MILWAUKEE (WAUK) – Wisconsin Gov. Tony Evers issued an executive order Tuesday calling for a special legislative session to deal with budgets for child care services in the state as well as funding for other items he considers important to addressing workforce issues.
The special session will be at noon on Sept. 20.
Evers said in a release that his proposal calls for $1 billion of the state’s $4 billion surplus to help prop up Wisconsin’s child care providers, add more paid family leave, and increase funding for higher education.
“With the largest surplus in state history, my biennial budget included meaningful, comprehensive, long-term investments and solutions to address Wisconsin’s longstanding workforce challenges, reduce barriers to employment, and prevent these challenges from becoming an unmitigated crisis that would have calamitous consequences for Wisconsin’s already-strapped workforce,” Evers said. “Unfortunately, Republicans failed to meet the moment, sending my budget back to my desk absent critical investments in key areas that they know and publicly acknowledge are essential to the success of our state.”
“Today, I’m calling on the Legislature to finish their work on the 2023-25 biennial budget and pass a comprehensive plan to address our state’s chronic workforce issues. These challenges that have plagued our state for generations will continue, holding our economy, our families, and our state back if Republicans in the Legislature don’t take seriously the second chance I’m giving them, and urgently,” Evers said. “We must work together in the coming weeks so we can bolster our state’s workforce, maintain our economic momentum, and most importantly, do the right thing for Wisconsin.”

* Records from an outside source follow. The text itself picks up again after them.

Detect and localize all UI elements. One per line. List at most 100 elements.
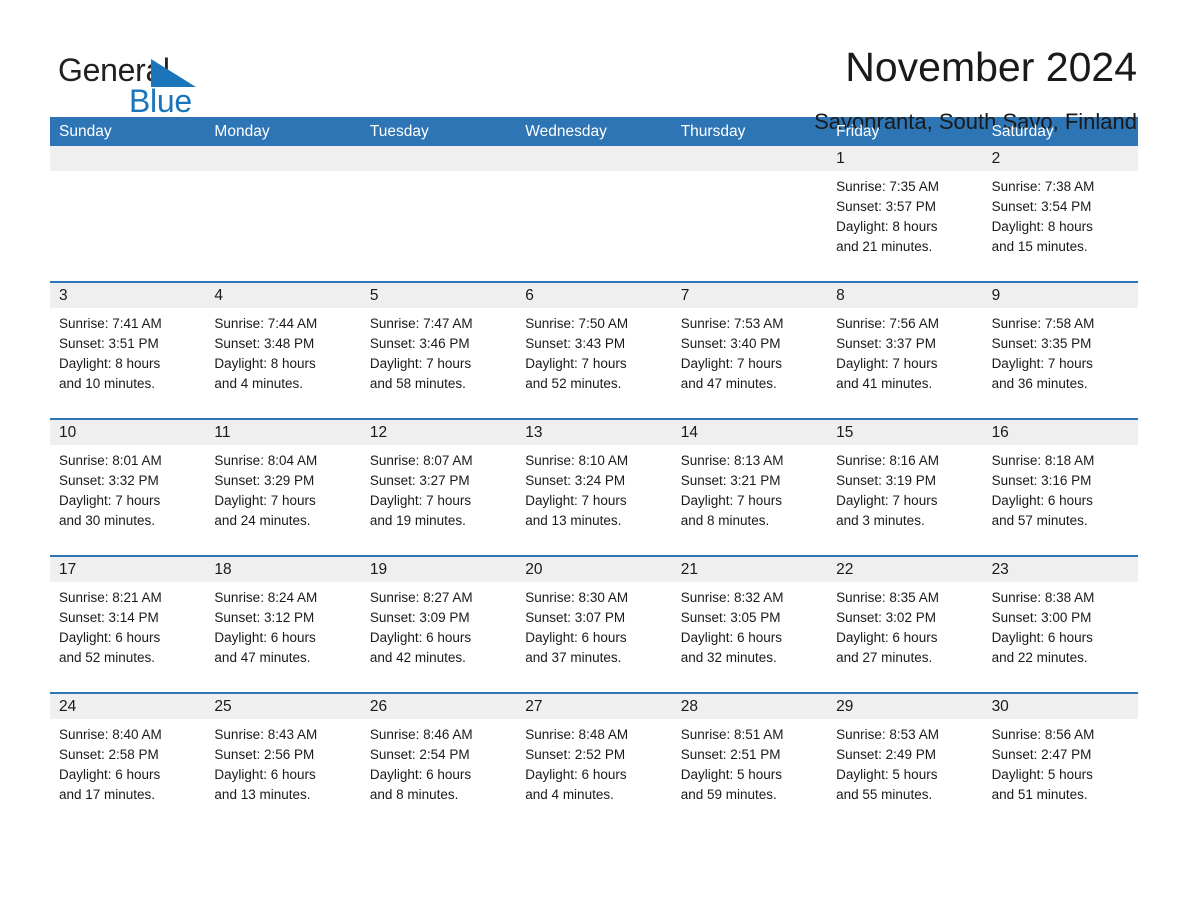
sunrise-text: Sunrise: 8:04 AM <box>214 453 318 468</box>
day-cell-9[interactable]: Sunrise: 7:58 AM Sunset: 3:35 PM Daylight:… <box>983 308 1138 418</box>
day-number-16[interactable]: 16 <box>983 420 1138 445</box>
day-number-21[interactable]: 21 <box>672 557 827 582</box>
day-number-12[interactable]: 12 <box>361 420 516 445</box>
sunrise-text: Sunrise: 8:16 AM <box>836 453 939 468</box>
day-number-17[interactable]: 17 <box>50 557 205 582</box>
day-detail-row: Sunrise: 8:40 AM Sunset: 2:58 PM Daylight:… <box>50 719 1138 829</box>
day-cell-15[interactable]: Sunrise: 8:16 AM Sunset: 3:19 PM Daylight:… <box>827 445 982 555</box>
day-number-25[interactable]: 25 <box>205 694 360 719</box>
day-number-11[interactable]: 11 <box>205 420 360 445</box>
day-number-20[interactable]: 20 <box>516 557 671 582</box>
weekday-header-wednesday: Wednesday <box>525 123 607 140</box>
day-cell-5[interactable]: Sunrise: 7:47 AM Sunset: 3:46 PM Daylight:… <box>361 308 516 418</box>
day-cell-25[interactable]: Sunrise: 8:43 AM Sunset: 2:56 PM Daylight:… <box>205 719 360 829</box>
sunset-text: Sunset: 3:48 PM <box>214 336 315 351</box>
sunrise-text: Sunrise: 8:38 AM <box>991 590 1095 605</box>
day-cell-11[interactable]: Sunrise: 8:04 AM Sunset: 3:29 PM Daylight:… <box>205 445 360 555</box>
daylight-text-3: and 47 minutes. <box>680 376 777 391</box>
day-cell-1[interactable]: Sunrise: 7:35 AM Sunset: 3:57 PM Daylight:… <box>827 171 982 281</box>
day-number-22[interactable]: 22 <box>827 557 982 582</box>
calendar-page: General Blue November 2024 Savonranta, S… <box>0 0 1188 918</box>
day-cell-30[interactable]: Sunrise: 8:56 AM Sunset: 2:47 PM Daylight:… <box>983 719 1138 829</box>
sunset-text: Sunset: 2:52 PM <box>525 747 626 762</box>
sunrise-text: Sunrise: 7:56 AM <box>836 316 939 331</box>
day-number-18[interactable]: 18 <box>205 557 360 582</box>
day-number-23[interactable]: 23 <box>983 557 1138 582</box>
sunrise-text: Sunrise: 7:53 AM <box>680 316 784 331</box>
day-cell-24[interactable]: Sunrise: 8:40 AM Sunset: 2:58 PM Daylight:… <box>50 719 205 829</box>
daylight-text-2: Daylight: 8 hours <box>59 356 161 371</box>
day-cell-26[interactable]: Sunrise: 8:46 AM Sunset: 2:54 PM Daylight:… <box>361 719 516 829</box>
daylight-text-3: and 36 minutes. <box>991 376 1088 391</box>
day-number-28[interactable]: 28 <box>672 694 827 719</box>
day-cell-6[interactable]: Sunrise: 7:50 AM Sunset: 3:43 PM Daylight:… <box>516 308 671 418</box>
daylight-text-2: Daylight: 8 hours <box>214 356 316 371</box>
sunrise-text: Sunrise: 8:40 AM <box>59 727 162 742</box>
day-cell-8[interactable]: Sunrise: 7:56 AM Sunset: 3:37 PM Daylight:… <box>827 308 982 418</box>
daylight-text-3: and 21 minutes. <box>836 239 933 254</box>
day-cell-19[interactable]: Sunrise: 8:27 AM Sunset: 3:09 PM Daylight:… <box>361 582 516 692</box>
day-cell-18[interactable]: Sunrise: 8:24 AM Sunset: 3:12 PM Daylight:… <box>205 582 360 692</box>
day-number-8[interactable]: 8 <box>827 283 982 308</box>
day-cell-4[interactable]: Sunrise: 7:44 AM Sunset: 3:48 PM Daylight:… <box>205 308 360 418</box>
sunset-text: Sunset: 2:56 PM <box>214 747 315 762</box>
daylight-text-3: and 4 minutes. <box>214 376 303 391</box>
day-number-7[interactable]: 7 <box>672 283 827 308</box>
day-cell-3[interactable]: Sunrise: 7:41 AM Sunset: 3:51 PM Daylight:… <box>50 308 205 418</box>
calendar-week-row: 10 11 12 13 14 15 16 Sunrise: 8:01 AM Sunset: 3:… <box>50 418 1138 555</box>
daylight-text-3: and 3 minutes. <box>836 513 925 528</box>
sunset-text: Sunset: 2:47 PM <box>991 747 1092 762</box>
day-number-27[interactable]: 27 <box>516 694 671 719</box>
sunrise-text: Sunrise: 8:30 AM <box>525 590 629 605</box>
day-number-13[interactable]: 13 <box>516 420 671 445</box>
day-number-15[interactable]: 15 <box>827 420 982 445</box>
daylight-text-3: and 8 minutes. <box>680 513 770 528</box>
day-cell-13[interactable]: Sunrise: 8:10 AM Sunset: 3:24 PM Daylight:… <box>516 445 671 555</box>
daylight-text-2: Daylight: 6 hours <box>680 630 783 645</box>
day-number-3[interactable]: 3 <box>50 283 205 308</box>
day-number-14[interactable]: 14 <box>672 420 827 445</box>
day-cell-7[interactable]: Sunrise: 7:53 AM Sunset: 3:40 PM Daylight:… <box>672 308 827 418</box>
day-number-1[interactable]: 1 <box>827 146 982 171</box>
day-cell-21[interactable]: Sunrise: 8:32 AM Sunset: 3:05 PM Daylight:… <box>672 582 827 692</box>
sunset-text: Sunset: 3:16 PM <box>991 473 1092 488</box>
day-number-30[interactable]: 30 <box>983 694 1138 719</box>
day-number-4[interactable]: 4 <box>205 283 360 308</box>
day-detail-row: Sunrise: 8:01 AM Sunset: 3:32 PM Daylight:… <box>50 445 1138 555</box>
sunset-text: Sunset: 3:43 PM <box>525 336 626 351</box>
day-number-10[interactable]: 10 <box>50 420 205 445</box>
calendar-week-row: 1 2 Sunrise: 7:35 AM Sunset: 3:57 PM Dayligh… <box>50 146 1138 281</box>
day-cell-14[interactable]: Sunrise: 8:13 AM Sunset: 3:21 PM Daylight:… <box>672 445 827 555</box>
day-cell-10[interactable]: Sunrise: 8:01 AM Sunset: 3:32 PM Daylight:… <box>50 445 205 555</box>
day-number-9[interactable]: 9 <box>983 283 1138 308</box>
day-number-2[interactable]: 2 <box>983 146 1138 171</box>
day-cell-17[interactable]: Sunrise: 8:21 AM Sunset: 3:14 PM Daylight:… <box>50 582 205 692</box>
day-detail-row: Sunrise: 8:21 AM Sunset: 3:14 PM Daylight:… <box>50 582 1138 692</box>
daylight-text-3: and 32 minutes. <box>680 650 777 665</box>
day-number-29[interactable]: 29 <box>827 694 982 719</box>
day-cell-16[interactable]: Sunrise: 8:18 AM Sunset: 3:16 PM Daylight:… <box>983 445 1138 555</box>
day-number-19[interactable]: 19 <box>361 557 516 582</box>
day-cell-29[interactable]: Sunrise: 8:53 AM Sunset: 2:49 PM Daylight:… <box>827 719 982 829</box>
day-number-6[interactable]: 6 <box>516 283 671 308</box>
day-cell-22[interactable]: Sunrise: 8:35 AM Sunset: 3:02 PM Daylight:… <box>827 582 982 692</box>
day-cell-12[interactable]: Sunrise: 8:07 AM Sunset: 3:27 PM Daylight:… <box>361 445 516 555</box>
sunset-text: Sunset: 3:51 PM <box>59 336 159 351</box>
sunrise-text: Sunrise: 8:48 AM <box>525 727 629 742</box>
day-cell-23[interactable]: Sunrise: 8:38 AM Sunset: 3:00 PM Daylight:… <box>983 582 1138 692</box>
page-title: November 2024 <box>845 44 1137 90</box>
daylight-text-3: and 51 minutes. <box>991 787 1088 802</box>
sunrise-text: Sunrise: 8:32 AM <box>680 590 784 605</box>
day-number-26[interactable]: 26 <box>361 694 516 719</box>
sunset-text: Sunset: 3:24 PM <box>525 473 626 488</box>
day-cell-27[interactable]: Sunrise: 8:48 AM Sunset: 2:52 PM Daylight:… <box>516 719 671 829</box>
day-number-5[interactable]: 5 <box>361 283 516 308</box>
general-blue-logo[interactable]: General Blue <box>50 44 250 120</box>
daylight-text-3: and 24 minutes. <box>214 513 311 528</box>
day-cell-28[interactable]: Sunrise: 8:51 AM Sunset: 2:51 PM Daylight:… <box>672 719 827 829</box>
day-cell-20[interactable]: Sunrise: 8:30 AM Sunset: 3:07 PM Daylight:… <box>516 582 671 692</box>
sunset-text: Sunset: 3:29 PM <box>214 473 315 488</box>
day-cell-2[interactable]: Sunrise: 7:38 AM Sunset: 3:54 PM Daylight:… <box>983 171 1138 281</box>
day-number-24[interactable]: 24 <box>50 694 205 719</box>
sunrise-text: Sunrise: 7:41 AM <box>59 316 162 331</box>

Evers proposes using $365 million to replace the federal Child Care Counts program, which expires later this year, expanding paid family and medical leave with a $243 million fund, and sending $66.4 million to the UW System to help its universities deal with budget shortfalls. Evers also is proposing spending $197.3 million on the UW-Madison engineering building project.

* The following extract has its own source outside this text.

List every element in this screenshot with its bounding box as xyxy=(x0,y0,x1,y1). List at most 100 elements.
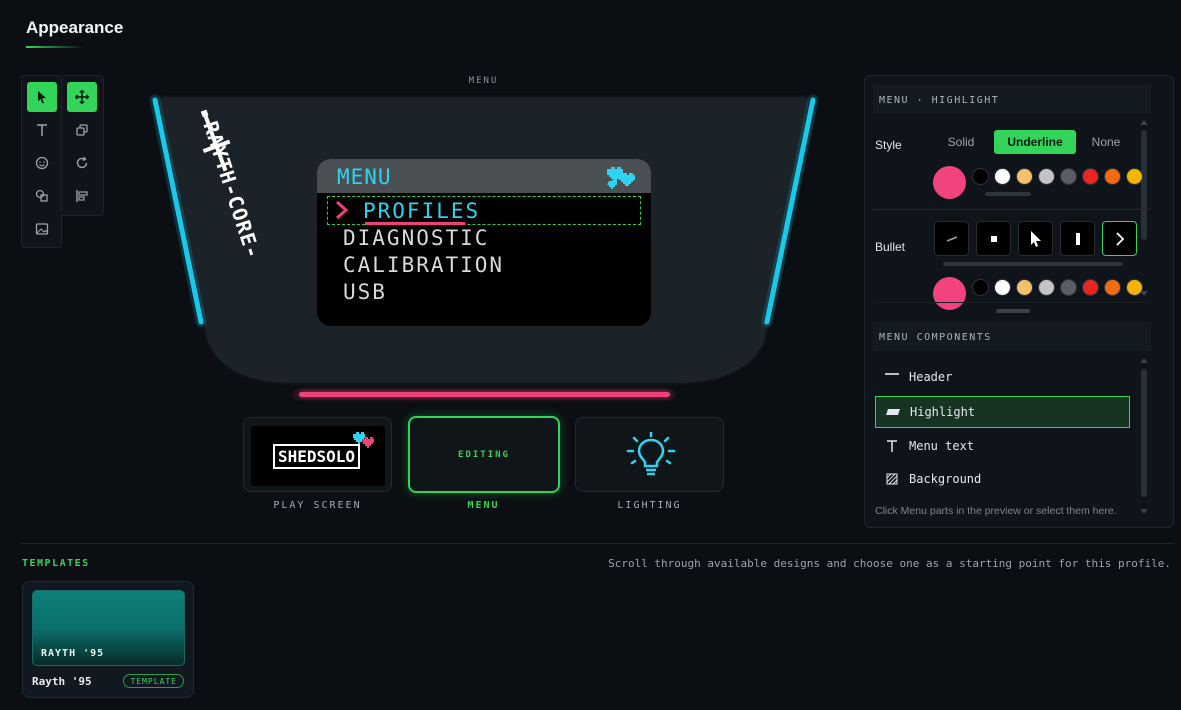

Evers also proposes increasing aid to the state’s technical colleges by $40 million and adding $17.3 million to the Wisconsin Grants program, which helps lower-income college students afford school. Another $100 million would be tabbed for the state’s Workforce Innovant Grant program, and $16 million for public school teachers to help train new educators across the state.
Republicans are expected to gavel in and out of the special session as they have done in previous special sessions called by Evers. Many of the proposals in Evers’ Tuesday announcement were cut by the Republican-controlled Joint Finance Committee before the biennial budget was signed earlier this year.